O ministro da Fazenda, Fernando Haddad, afirmou nesta terça-feira (7), em Brasília, que acredita em um acordo com o Congresso Nacional para aprovar a medida provisória (MP) que trata da elevação do Imposto sobre Operações Financeiras (IOF) e outras ações voltadas ao aumento da arrecadação e redução de gastos obrigatórios. O texto precisa ser votado até quarta-feira (8) para não perder a validade.
“Nós temos espaço para negociar. Ninguém é ingênuo a ponto de imaginar que uma proposta será aprovada sem emendas”, declarou Haddad durante entrevista ao programa Bom Dia, Ministro, do Canal Gov.
O ministro afirmou estar confiante em um desfecho positivo, destacando que o governo busca uma solução que garanta um orçamento equilibrado para 2026.
“As conversas estão bem encaminhadas. Já enfrentamos desafios em outras ocasiões e conseguimos superá-los”, disse.
Contexto fiscal e medidas propostas
Em maio, o governo anunciou um contingenciamento de cerca de R$ 30 bilhões para cumprir as metas do arcabouço fiscal. Como parte do pacote, foi editado um decreto para reajustar o IOF sobre crédito, câmbio e seguros, com previsão de arrecadar R$ 20 bilhões adicionais em 2025.
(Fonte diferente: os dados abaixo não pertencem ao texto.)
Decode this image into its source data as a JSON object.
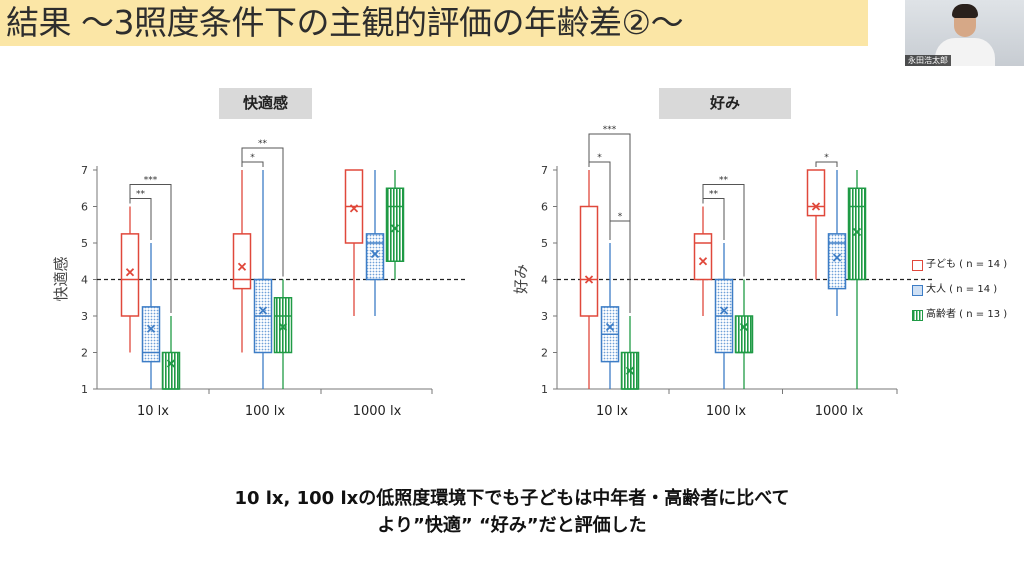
{
  "slide": {
    "title": "結果 〜3照度条件下の主観的評価の年齢差②〜",
    "conclusion_line1": "10 lx, 100 lxの低照度環境下でも子どもは中年者・高齢者に比べて",
    "conclusion_line2": "より”快適” “好み”だと評価した"
  },
  "video": {
    "name": "永田浩太郎"
  },
  "colors": {
    "child": "#e0483b",
    "adult": "#3d7dc6",
    "elderly": "#1f9a45",
    "title_band": "#fbe6a6",
    "panel_label_bg": "#d9d9d9"
  },
  "legend": [
    {
      "label": "子ども ( n = 14 )",
      "group": "child"
    },
    {
      "label": "大人 ( n = 14 )",
      "group": "adult"
    },
    {
      "label": "高齢者 ( n = 13 )",
      "group": "elderly"
    }
  ],
  "chart_data": [
    {
      "type": "box",
      "title": "快適感",
      "ylabel": "快適感",
      "ylim": [
        1,
        7
      ],
      "yticks": [
        1,
        2,
        3,
        4,
        5,
        6,
        7
      ],
      "reference_line": 4,
      "categories": [
        "10 lx",
        "100 lx",
        "1000 lx"
      ],
      "series": [
        {
          "name": "子ども",
          "group": "child",
          "boxes": [
            {
              "min": 2,
              "q1": 3,
              "median": 4,
              "q3": 5.25,
              "max": 6,
              "mean": 4.2
            },
            {
              "min": 2,
              "q1": 3.75,
              "median": 4,
              "q3": 5.25,
              "max": 7,
              "mean": 4.35
            },
            {
              "min": 3,
              "q1": 5,
              "median": 6,
              "q3": 7,
              "max": 7,
              "mean": 5.95
            }
          ]
        },
        {
          "name": "大人",
          "group": "adult",
          "boxes": [
            {
              "min": 1,
              "q1": 1.75,
              "median": 2,
              "q3": 3.25,
              "max": 5,
              "mean": 2.65
            },
            {
              "min": 1,
              "q1": 2,
              "median": 3,
              "q3": 4,
              "max": 7,
              "mean": 3.15
            },
            {
              "min": 3,
              "q1": 4,
              "median": 5,
              "q3": 5.25,
              "max": 7,
              "mean": 4.7
            }
          ]
        },
        {
          "name": "高齢者",
          "group": "elderly",
          "boxes": [
            {
              "min": 1,
              "q1": 1,
              "median": 1,
              "q3": 2,
              "max": 3,
              "mean": 1.7
            },
            {
              "min": 1,
              "q1": 2,
              "median": 3,
              "q3": 3.5,
              "max": 4,
              "mean": 2.7
            },
            {
              "min": 4,
              "q1": 4.5,
              "median": 6,
              "q3": 6.5,
              "max": 7,
              "mean": 5.4
            }
          ]
        }
      ],
      "significance": [
        {
          "condition": 0,
          "from": 0,
          "to": 1,
          "label": "**"
        },
        {
          "condition": 0,
          "from": 0,
          "to": 2,
          "label": "***"
        },
        {
          "condition": 1,
          "from": 0,
          "to": 1,
          "label": "*"
        },
        {
          "condition": 1,
          "from": 0,
          "to": 2,
          "label": "**"
        }
      ]
    },
    {
      "type": "box",
      "title": "好み",
      "ylabel": "好み",
      "ylim": [
        1,
        7
      ],
      "yticks": [
        1,
        2,
        3,
        4,
        5,
        6,
        7
      ],
      "reference_line": 4,
      "categories": [
        "10 lx",
        "100 lx",
        "1000 lx"
      ],
      "series": [
        {
          "name": "子ども",
          "group": "child",
          "boxes": [
            {
              "min": 1,
              "q1": 3,
              "median": 4,
              "q3": 6,
              "max": 7,
              "mean": 4
            },
            {
              "min": 3,
              "q1": 4,
              "median": 5,
              "q3": 5.25,
              "max": 6,
              "mean": 4.5
            },
            {
              "min": 4,
              "q1": 5.75,
              "median": 6,
              "q3": 7,
              "max": 7,
              "mean": 6
            }
          ]
        },
        {
          "name": "大人",
          "group": "adult",
          "boxes": [
            {
              "min": 1,
              "q1": 1.75,
              "median": 2.5,
              "q3": 3.25,
              "max": 5,
              "mean": 2.7
            },
            {
              "min": 1,
              "q1": 2,
              "median": 3,
              "q3": 4,
              "max": 5,
              "mean": 3.15
            },
            {
              "min": 3,
              "q1": 3.75,
              "median": 5,
              "q3": 5.25,
              "max": 7,
              "mean": 4.6
            }
          ]
        },
        {
          "name": "高齢者",
          "group": "elderly",
          "boxes": [
            {
              "min": 1,
              "q1": 1,
              "median": 1,
              "q3": 2,
              "max": 3,
              "mean": 1.5
            },
            {
              "min": 1,
              "q1": 2,
              "median": 2,
              "q3": 3,
              "max": 4,
              "mean": 2.7
            },
            {
              "min": 1,
              "q1": 4,
              "median": 6,
              "q3": 6.5,
              "max": 7,
              "mean": 5.3
            }
          ]
        }
      ],
      "significance": [
        {
          "condition": 0,
          "from": 0,
          "to": 1,
          "label": "*"
        },
        {
          "condition": 0,
          "from": 1,
          "to": 2,
          "label": "*"
        },
        {
          "condition": 0,
          "from": 0,
          "to": 2,
          "label": "***"
        },
        {
          "condition": 1,
          "from": 0,
          "to": 1,
          "label": "**"
        },
        {
          "condition": 1,
          "from": 0,
          "to": 2,
          "label": "**"
        },
        {
          "condition": 2,
          "from": 0,
          "to": 1,
          "label": "*"
        }
      ]
    }
  ]
}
Diante das críticas do mercado e da resistência de parlamentares, o governo apresentou uma MP alternativa, publicada em 11 de junho, com validade de 120 dias. O texto propõe:
Aumento de 15% para 20% do Imposto de Renda sobre Juros sobre Capital Próprio (JCP);
Elevação da CSLL das fintechs de 9% para 15%;
Aumento do imposto sobre empresas de apostas online (bets) de 12% para 18%;
Fim da isenção de IR para títulos incentivados (LCI, LCA, CRI, CRA e debêntures);
Regras mais rígidas para compensações tributárias.
Haddad reconheceu que enfrentar privilégios tributários é uma das tarefas mais difíceis da equipe econômica.
“Cortar privilégios exige tenacidade e determinação. Há benefícios fiscais que não fazem mais sentido e precisam ser revistos, porque o país precisa de recursos para quem mais necessita”, afirmou.
Imposto de Renda e promessa de campanha
O ministro também comentou a aprovação da isenção do Imposto de Renda para quem recebe até R$ 5 mil por mês, além de reduções para rendas de até R$ 7.350. O texto, aprovado por unanimidade na Câmara dos Deputados, ainda será analisado pelo Senado Federal.
“Foi um consenso raro. Essa medida ataca um dos maiores problemas do Brasil: a desigualdade. Acredito que o Senado também vai aprovar rapidamente”, declarou.
Sobre as discussões no Congresso para ampliar a isenção a quem ganha até R$ 10 mil, Haddad ponderou que qualquer ampliação deve vir acompanhada de fonte de custeio.
“Se houver emenda que indique uma nova fonte de receita, pode haver espaço. Mas o Brasil está cansado de medidas populistas sem responsabilidade fiscal”, afirmou.
O governo espera que a aprovação da MP do IOF e da reforma do IR reforce o compromisso com o equilíbrio das contas públicas, uma das principais metas econômicas da gestão do presidente Luiz Inácio Lula da Silva.